An abbreviated list of common visa types, restrictions, and documentation is provided below:
- B-1 or VWB or WB (Visitor/Business) - May receive reimbursement for reasonable travel expenses and, under limited circumstances, payments for compensation and honoraria.
- B-2 or VWT or WT (Visitor for Pleasure) - Under limited circumstances, may receive payments for compensation, honoraria, and reimbursement of reasonable travel expenses.
- F-1 (Student) may be employed up to 20 hours on campus if full-time student with valid Form I-20.
- F-2 (Dependent of F-1) may not be employed.
- H-1B may be employed by petitioner(s) only as identified on Form I-797A.
- J-1 (Exchange Visitor - Student) may be employed on campus up to 20 hours per week with written authorization of DSO (Contact - International Student Services) and a Form DS2019. · J-1 (Exchange Visitor - Short term Scholar, Professor, Researcher or Specialist) is eligible to receive compensation and reimbursement payments from the organization and for the period stated on the DS2019. Visitor must have a Social Security or Tax ID Number for compensation payments.

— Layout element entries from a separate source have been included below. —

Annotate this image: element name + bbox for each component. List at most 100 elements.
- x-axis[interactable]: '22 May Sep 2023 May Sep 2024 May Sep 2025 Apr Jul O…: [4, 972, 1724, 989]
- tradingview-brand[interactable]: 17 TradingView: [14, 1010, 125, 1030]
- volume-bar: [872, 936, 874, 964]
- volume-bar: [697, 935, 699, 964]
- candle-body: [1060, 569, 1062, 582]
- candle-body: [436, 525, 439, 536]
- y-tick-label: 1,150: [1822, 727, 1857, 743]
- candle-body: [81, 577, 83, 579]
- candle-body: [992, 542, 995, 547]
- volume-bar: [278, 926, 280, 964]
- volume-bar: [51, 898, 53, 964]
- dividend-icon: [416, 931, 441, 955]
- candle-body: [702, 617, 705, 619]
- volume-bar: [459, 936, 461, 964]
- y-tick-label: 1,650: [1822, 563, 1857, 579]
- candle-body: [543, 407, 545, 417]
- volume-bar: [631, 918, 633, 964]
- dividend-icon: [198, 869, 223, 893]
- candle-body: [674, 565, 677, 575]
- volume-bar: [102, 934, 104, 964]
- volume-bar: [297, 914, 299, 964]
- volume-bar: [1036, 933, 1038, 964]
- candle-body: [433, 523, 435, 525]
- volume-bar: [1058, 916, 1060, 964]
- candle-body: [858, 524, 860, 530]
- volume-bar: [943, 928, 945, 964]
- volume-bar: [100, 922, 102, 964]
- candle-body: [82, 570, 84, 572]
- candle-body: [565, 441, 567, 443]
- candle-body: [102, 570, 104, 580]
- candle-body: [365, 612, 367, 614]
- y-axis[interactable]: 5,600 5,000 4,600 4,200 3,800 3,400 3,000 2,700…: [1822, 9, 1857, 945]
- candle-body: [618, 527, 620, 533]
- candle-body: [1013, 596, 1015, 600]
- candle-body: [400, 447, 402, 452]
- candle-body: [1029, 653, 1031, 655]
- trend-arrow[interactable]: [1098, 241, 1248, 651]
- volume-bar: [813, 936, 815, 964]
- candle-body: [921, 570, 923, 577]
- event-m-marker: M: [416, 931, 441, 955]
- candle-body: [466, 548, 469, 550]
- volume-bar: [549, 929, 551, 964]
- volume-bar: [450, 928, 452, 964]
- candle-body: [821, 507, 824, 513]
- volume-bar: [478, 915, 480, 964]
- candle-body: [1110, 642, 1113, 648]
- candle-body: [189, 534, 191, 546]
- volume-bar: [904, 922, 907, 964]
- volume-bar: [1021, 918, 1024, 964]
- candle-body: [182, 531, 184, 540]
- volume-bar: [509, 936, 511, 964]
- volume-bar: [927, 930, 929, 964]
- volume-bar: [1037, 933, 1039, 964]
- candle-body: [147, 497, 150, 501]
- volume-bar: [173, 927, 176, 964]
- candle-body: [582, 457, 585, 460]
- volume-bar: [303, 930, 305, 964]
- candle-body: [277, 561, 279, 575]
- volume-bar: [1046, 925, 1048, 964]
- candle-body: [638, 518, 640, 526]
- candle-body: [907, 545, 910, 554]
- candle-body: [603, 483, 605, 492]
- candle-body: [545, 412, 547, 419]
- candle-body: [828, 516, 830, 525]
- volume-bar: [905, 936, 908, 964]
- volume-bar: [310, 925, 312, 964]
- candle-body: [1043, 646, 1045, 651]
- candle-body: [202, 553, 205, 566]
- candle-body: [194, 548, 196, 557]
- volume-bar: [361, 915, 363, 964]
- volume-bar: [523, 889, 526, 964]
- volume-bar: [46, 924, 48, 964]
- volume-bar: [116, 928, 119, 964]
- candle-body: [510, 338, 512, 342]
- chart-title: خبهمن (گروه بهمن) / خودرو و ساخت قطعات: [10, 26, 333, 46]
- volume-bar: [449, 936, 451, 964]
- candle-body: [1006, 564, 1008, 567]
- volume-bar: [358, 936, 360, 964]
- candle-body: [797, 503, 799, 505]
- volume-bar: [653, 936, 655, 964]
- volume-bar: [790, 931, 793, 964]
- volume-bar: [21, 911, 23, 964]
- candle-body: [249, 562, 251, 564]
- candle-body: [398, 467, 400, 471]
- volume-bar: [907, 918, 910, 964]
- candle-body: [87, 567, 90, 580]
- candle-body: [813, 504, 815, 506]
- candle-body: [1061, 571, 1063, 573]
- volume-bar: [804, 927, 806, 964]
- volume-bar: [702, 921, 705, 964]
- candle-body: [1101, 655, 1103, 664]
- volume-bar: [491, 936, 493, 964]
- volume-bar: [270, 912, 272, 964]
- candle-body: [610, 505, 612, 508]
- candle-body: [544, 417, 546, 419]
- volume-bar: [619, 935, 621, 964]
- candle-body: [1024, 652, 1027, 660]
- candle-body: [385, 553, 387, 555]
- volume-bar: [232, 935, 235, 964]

- TN (Trade NAFTA - for citizens of Canada & Mexico) may be employed by the sponsoring employer through whom the status was obtained. Canadians must submit only an I-94 card as employment authorization and Mexicans must submit INS Form I-797A ("Notice of Action") as employment authorization. Not a valid visa type for payments to independent contractors! Canadians who enter the United States and are not issued a Form I-94 are considered to be in B status (compensation and reasonable travel expense reimbursement) with permission to remain in the US for up to six months.